Bruno Le Maire est un homme politique normal âgé de 43 ans, qui a le cœur à droite et le sourire rassurant du gendre idéal. Les Français ont appris à le connaître il y a quelques années, quand il est devenu Ministre de l’agriculture du gouvernement de François Fillon, alors que notre pauvre France était encore plongée dans les ténèbres hideuses du sarkozysme. On connaissait donc l’homme politique au CV de surdoué (Normale Sup’, l’agrég, l’ENA…), l’ami de Dominique de Villepin – qui était un homme politique du vingtième siècle connu pour sa poésie diplomatique et ses brushings de concours – dont Le Maire ne rechignerait pas à emprunter le panache littéraire, ou encore le tout récent candidat outsider à la présidence de l’UMP. On ignorait presque totalement le Bruno Le Maire amoureux de l’Allemagne, et surtout le mélomane passionné. C’est ce dernier qui s’est fait connaître il y a quelques semaines en librairie à travers un opuscule d’une centaine de pages mystérieusement intitulé Musique absolue, et portant ce sous-titre plus qu’intriguant : « Une répétition avec Carlos Kleiber ». Le tout présenté comme un « roman » et édité chez Gallimard dans la collection L’Infini de Philippe Sollers – qui était lui-même un homme de lettres du vingtième siècle…
Qui est Carlos Kleiber (1930-2004) ? Au tout début du récit, le narrateur ne connaît pas le grand chef d’orchestre allemand. Il le découvre par hasard le jour de sa mort, quand une station de radio diffuse, en hommage, un enregistrement du maestro de Stuttgart dirigeant la Septième de Beethoven… « Beethoven était totalement nouveau à mes oreilles. Il avait une puissance inconnue. On aurait dit que le chef dirigeait avec une hache au bout du bras. Il cognait dans la musique, levait son bras, abattait son bras, cognait, cognait encore et la musique allait son chemin et lui la faisait aller plus loin encore ». C’est le coup de foudre artistique. Le narrateur, un personnage de journaliste malheureusement un peu falot sous la plume de Bruno Le Maire, commence par écouter tous les enregistrements du grand chef, visionner les rares captations télévisées de ses concerts, et entreprend finalement une enquête afin d’approcher la vérité de son héros. Carlos Kleiber, un héros ? Alors que le vingtième siècle est marqué par l’épanouissement des chefs d’orchestre stars (les Arturo Toscanini, les Léonard Bernstein, les Herbert von Karajan…) qui devinrent des figures quasiment populaires et ne rechignèrent pas à jouer le jeu du marketing et de la promotion médiatique, le légendaire Carlos Kleiber n’a jamais donné une seule interview. Un héros très discret donc, tout entier investi dans sa mission de transmission de la musique, et se mettant – à l’inverse de ses confrères bien ambitieux… – au service d’un nombre restreint de compositeurs et même d’œuvres. L’élégant travail de Kleiber est toujours dans la profondeur, mais sans ascétisme ou rigorisme ; et son charisme sobre est au service du répertoire.
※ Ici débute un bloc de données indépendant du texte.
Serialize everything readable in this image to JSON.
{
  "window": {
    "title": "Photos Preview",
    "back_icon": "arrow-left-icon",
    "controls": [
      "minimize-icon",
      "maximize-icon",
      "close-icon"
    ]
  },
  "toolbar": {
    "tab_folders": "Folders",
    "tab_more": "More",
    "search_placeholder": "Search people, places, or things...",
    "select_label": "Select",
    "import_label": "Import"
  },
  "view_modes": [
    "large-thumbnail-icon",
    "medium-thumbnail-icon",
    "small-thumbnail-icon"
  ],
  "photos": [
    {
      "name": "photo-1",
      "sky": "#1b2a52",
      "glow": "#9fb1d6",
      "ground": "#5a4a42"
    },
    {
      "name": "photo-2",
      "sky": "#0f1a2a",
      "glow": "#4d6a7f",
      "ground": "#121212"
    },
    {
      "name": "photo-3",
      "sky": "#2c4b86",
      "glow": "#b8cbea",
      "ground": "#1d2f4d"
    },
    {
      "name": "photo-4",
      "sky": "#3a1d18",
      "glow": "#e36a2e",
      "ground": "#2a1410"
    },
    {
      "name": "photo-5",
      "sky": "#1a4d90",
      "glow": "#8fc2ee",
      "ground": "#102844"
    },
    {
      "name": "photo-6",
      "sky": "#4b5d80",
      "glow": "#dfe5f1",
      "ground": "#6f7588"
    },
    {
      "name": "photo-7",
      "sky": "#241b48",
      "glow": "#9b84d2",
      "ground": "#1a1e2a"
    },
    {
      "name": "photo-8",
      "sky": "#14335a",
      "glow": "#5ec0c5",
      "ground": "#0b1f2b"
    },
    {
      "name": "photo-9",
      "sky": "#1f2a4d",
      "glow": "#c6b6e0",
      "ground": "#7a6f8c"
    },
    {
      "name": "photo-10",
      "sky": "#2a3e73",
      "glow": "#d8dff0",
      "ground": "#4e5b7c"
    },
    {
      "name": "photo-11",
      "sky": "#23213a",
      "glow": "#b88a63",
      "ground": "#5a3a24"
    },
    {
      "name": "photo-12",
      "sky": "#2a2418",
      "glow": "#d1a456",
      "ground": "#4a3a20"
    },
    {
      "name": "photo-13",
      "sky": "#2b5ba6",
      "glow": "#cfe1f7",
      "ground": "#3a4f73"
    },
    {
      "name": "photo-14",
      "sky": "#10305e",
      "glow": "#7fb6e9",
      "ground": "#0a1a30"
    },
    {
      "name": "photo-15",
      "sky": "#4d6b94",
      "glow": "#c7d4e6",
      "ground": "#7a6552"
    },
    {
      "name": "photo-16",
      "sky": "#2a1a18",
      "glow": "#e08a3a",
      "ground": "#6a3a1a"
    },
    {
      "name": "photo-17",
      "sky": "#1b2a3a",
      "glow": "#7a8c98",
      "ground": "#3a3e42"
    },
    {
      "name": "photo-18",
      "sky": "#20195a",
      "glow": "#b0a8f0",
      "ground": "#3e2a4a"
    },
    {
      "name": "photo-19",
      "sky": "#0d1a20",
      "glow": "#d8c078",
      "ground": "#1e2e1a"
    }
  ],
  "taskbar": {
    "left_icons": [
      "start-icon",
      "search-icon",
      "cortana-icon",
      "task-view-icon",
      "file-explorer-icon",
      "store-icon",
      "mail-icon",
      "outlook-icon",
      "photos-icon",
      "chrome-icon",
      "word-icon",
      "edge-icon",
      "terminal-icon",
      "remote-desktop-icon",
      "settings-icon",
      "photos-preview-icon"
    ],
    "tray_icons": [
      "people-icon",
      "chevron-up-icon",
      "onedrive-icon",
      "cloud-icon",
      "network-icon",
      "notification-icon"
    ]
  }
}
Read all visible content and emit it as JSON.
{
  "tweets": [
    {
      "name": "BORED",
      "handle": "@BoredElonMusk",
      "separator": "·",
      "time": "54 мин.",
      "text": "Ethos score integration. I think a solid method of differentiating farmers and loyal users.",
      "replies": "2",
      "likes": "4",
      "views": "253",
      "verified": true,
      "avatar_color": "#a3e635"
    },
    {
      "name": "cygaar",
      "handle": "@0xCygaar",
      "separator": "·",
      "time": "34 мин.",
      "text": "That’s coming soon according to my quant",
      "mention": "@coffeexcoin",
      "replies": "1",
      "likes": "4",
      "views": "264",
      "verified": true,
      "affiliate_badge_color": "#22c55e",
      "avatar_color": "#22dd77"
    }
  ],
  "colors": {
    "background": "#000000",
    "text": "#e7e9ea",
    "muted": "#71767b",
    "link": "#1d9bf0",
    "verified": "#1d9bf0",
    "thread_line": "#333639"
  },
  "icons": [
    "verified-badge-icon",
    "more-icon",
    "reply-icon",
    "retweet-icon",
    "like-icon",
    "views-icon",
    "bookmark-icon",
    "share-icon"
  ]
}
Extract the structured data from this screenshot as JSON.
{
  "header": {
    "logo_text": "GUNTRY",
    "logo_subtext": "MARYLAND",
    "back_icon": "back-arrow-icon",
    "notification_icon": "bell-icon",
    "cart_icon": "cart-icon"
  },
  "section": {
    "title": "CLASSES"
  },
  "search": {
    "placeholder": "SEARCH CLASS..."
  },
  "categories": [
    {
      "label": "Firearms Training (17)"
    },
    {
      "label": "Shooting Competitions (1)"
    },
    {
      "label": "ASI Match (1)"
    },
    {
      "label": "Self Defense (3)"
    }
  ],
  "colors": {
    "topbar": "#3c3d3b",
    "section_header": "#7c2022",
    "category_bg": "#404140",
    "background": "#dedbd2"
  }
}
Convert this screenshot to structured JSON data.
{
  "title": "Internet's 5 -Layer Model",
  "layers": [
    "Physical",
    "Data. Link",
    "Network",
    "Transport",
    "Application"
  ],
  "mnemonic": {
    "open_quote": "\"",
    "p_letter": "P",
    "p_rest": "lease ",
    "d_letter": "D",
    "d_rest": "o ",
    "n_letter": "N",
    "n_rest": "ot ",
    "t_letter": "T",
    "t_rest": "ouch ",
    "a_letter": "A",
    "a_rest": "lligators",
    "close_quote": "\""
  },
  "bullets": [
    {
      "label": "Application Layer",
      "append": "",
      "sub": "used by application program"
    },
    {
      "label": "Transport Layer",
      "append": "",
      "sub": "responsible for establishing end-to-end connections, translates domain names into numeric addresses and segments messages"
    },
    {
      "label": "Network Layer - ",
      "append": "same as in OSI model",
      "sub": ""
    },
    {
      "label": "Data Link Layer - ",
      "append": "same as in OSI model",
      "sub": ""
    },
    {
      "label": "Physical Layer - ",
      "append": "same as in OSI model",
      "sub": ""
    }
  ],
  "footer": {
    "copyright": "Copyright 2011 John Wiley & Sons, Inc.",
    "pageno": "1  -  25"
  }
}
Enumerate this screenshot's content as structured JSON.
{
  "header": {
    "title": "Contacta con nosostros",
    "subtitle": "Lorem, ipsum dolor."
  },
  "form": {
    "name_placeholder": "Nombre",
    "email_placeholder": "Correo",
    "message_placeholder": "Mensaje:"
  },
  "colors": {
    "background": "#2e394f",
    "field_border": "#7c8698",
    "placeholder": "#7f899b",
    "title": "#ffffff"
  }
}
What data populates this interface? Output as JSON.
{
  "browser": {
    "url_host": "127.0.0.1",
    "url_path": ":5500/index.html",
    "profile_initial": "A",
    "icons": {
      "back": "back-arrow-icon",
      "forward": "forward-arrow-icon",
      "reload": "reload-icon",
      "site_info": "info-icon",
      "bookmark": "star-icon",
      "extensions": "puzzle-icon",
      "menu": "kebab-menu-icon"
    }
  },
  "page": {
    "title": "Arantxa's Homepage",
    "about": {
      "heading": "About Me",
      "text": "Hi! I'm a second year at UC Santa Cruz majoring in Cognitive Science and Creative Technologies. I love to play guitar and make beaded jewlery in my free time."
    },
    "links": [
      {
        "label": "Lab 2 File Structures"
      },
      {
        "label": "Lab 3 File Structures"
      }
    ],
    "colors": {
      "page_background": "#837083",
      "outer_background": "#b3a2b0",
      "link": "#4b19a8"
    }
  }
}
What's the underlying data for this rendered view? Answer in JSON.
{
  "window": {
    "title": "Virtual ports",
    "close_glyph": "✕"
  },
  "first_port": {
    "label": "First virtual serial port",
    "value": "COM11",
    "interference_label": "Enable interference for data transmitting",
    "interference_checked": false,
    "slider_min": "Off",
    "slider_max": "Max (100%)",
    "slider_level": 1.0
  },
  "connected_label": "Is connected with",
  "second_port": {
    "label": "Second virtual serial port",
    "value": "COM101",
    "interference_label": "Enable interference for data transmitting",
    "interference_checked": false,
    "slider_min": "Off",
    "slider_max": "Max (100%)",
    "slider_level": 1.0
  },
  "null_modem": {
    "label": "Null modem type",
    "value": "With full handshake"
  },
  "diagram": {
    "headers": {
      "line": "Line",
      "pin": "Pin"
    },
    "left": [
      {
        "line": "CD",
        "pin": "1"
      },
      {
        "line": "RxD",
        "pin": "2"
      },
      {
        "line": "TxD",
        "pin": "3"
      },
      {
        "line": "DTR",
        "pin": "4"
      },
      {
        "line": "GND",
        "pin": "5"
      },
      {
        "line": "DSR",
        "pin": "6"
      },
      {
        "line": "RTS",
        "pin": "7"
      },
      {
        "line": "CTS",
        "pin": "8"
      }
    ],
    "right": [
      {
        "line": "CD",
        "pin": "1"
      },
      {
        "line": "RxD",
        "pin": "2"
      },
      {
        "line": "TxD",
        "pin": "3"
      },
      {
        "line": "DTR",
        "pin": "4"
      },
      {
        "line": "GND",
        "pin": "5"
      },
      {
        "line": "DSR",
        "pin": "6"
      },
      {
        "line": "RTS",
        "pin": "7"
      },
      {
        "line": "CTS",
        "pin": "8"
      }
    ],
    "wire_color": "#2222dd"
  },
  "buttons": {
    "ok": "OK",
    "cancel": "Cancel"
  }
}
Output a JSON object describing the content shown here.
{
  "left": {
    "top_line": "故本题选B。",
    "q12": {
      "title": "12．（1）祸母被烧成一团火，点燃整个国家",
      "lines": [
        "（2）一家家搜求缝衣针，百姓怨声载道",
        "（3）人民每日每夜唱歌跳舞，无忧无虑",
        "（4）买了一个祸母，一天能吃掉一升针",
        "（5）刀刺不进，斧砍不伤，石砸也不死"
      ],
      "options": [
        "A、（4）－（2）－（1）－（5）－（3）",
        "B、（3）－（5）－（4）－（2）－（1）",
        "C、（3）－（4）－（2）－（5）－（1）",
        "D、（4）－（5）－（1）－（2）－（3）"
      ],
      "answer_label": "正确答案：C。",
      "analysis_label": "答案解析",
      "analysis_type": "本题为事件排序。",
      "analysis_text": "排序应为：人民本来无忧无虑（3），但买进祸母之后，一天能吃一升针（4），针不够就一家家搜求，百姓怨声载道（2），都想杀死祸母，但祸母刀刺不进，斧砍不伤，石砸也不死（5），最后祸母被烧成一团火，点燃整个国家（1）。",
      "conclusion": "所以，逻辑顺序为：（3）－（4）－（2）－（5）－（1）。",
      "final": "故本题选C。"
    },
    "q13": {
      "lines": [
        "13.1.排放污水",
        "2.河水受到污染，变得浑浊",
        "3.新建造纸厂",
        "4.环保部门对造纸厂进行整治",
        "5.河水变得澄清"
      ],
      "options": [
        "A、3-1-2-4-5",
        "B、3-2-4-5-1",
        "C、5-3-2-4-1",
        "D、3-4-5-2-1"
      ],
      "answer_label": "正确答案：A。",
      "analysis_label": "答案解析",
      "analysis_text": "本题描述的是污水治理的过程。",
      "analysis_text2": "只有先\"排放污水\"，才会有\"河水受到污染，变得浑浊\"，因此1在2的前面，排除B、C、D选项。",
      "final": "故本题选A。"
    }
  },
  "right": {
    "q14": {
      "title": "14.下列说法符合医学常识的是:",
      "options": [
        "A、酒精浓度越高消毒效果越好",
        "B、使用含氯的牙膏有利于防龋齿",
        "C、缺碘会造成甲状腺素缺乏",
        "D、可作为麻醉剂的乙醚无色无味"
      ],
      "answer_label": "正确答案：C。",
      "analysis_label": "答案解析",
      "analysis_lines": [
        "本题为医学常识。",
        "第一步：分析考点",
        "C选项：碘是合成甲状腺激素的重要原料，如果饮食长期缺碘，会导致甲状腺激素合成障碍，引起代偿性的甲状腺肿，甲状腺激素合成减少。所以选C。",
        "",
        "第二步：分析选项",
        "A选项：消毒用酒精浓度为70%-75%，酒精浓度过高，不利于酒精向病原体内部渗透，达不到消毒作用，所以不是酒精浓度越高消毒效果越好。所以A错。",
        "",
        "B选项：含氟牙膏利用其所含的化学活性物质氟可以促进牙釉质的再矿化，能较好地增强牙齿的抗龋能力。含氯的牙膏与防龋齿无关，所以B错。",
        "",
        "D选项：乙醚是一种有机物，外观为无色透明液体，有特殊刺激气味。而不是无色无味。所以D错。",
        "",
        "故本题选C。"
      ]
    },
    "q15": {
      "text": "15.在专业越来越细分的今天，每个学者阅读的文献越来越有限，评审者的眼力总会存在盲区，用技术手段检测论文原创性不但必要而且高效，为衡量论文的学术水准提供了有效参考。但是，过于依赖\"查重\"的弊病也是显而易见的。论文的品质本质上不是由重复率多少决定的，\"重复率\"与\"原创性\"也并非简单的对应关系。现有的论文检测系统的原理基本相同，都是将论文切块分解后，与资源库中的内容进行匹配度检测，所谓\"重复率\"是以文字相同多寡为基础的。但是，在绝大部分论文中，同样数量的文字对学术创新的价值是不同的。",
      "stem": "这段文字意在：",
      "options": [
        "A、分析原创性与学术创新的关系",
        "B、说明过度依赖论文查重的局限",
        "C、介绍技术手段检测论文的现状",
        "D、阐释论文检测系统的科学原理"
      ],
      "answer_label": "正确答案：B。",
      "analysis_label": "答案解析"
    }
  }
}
Rome. Hôtel Hassler. Chambre 509. Le narrateur, au fil de son enquête musicale et introspective, retrouve la trace d’un ami de Carlos Kleiber, un violoniste qui a longtemps joué dans l’orchestre symphonique de Stuttgart sous la direction du maestro. Maniaque, hystérique, passionné, et prolixe, Nikolaus témoigne de sa relation professionnelle et amicale avec Kleiber, tandis que le magnétophone du journaliste français enregistre et que les bouteilles de vin blanc s’assèchent les unes après les autres au fil de la confession. La figure de Nikolaus n’a pas beaucoup plus d’épaisseur que celle du narrateur : octogénaire gagné par la maladie d’Alzheimer, autrichien longtemps exilé en Allemagne (« Je suis venu à Stuttgart pour mettre une frontière entre mon père et moi… »), homosexuel vivant en couple avec un hautboïste, cela s’arrête là… Le dispositif du récit s’efface derrière l’évocation de Kleiber.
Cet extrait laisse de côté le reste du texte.